PSYCHOTHERAPY BEYOND THE FRINGE, continued
He consulted psychiatrists who tried more medications and even some ‘exploratory’ psychotherapy to get at the roots of the problem. Finally, one of the psychiatrists accepted Felicity’s suggestion and prescribed Anafronil. Almost all of Nathan’s life changed for him almost at once. He felt calm and happy. He was comfortable at home and found he could tolerate his wife’s ‘peculiarities’ and his son’s ‘odd habits’.
But he still could not, or would not, urinate in public washrooms. What was wrong? In fact, Felicity did not know – or he would have found a way to do something about it. However, it seemed to Felicity that all his efforts and those of others had been in vain due to two things. First, Nathan took his main presenting symptom (and, indeed, his whole life) much too seriously, as though dealing with his ‘problem’ was an urgent and important issue. Felicity’s efforts to get him to ‘lighten up’ were to no avail. Felicity had hoped that the Anafronil would help lighten Nathan up. It did, but apparently not enough. Second, Nathan was almost constantly ‘in his own head’ thinking thoughts and worries which kept him upset. It even occurred to Felicity that Nathan was not really imagining the scenes presented in the desensitization sessions, perhaps because his mind was somewhere else obsessing about something else. Again, Felicity had hoped to diminish Nathan’s obsessive thinking with the help of the Anafronil. It seemed to have that effect, but it did not assist effective desensitization of the anxiety in the crucial washroom setting.

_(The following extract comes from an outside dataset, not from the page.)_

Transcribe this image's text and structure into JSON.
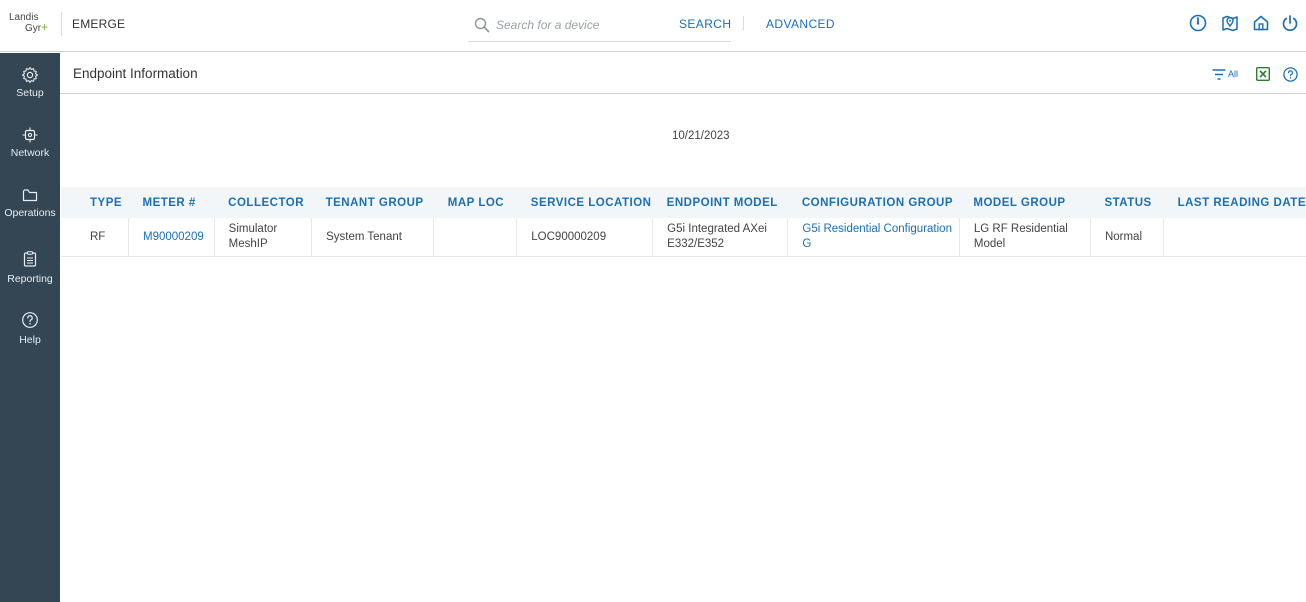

The solution to Nathan’s problem remains undiscovered after five years of sporadic contacts. If Nathan contacts him again, Felicity will try once more to induce Nathan to try a number of options. He could try transcendental meditation (TM) to reduce his thought pressure. Assertive training might help him free himself of some of the ‘buried’ or inhibited resentments he harbours toward both his early and his current life circumstances. Flooding (intense exposure to the essential problem situation during which the person is immobilized and unable to escape) might be tried. In addition to some other procedures which have also been suggested and rejected in the past, covert sensitization (associating the symptomatic avoidance behaviour with a competing and unpleasant experience) might be used. Felicity agrees with Nathan that he’s a ‘hard nut to crack’.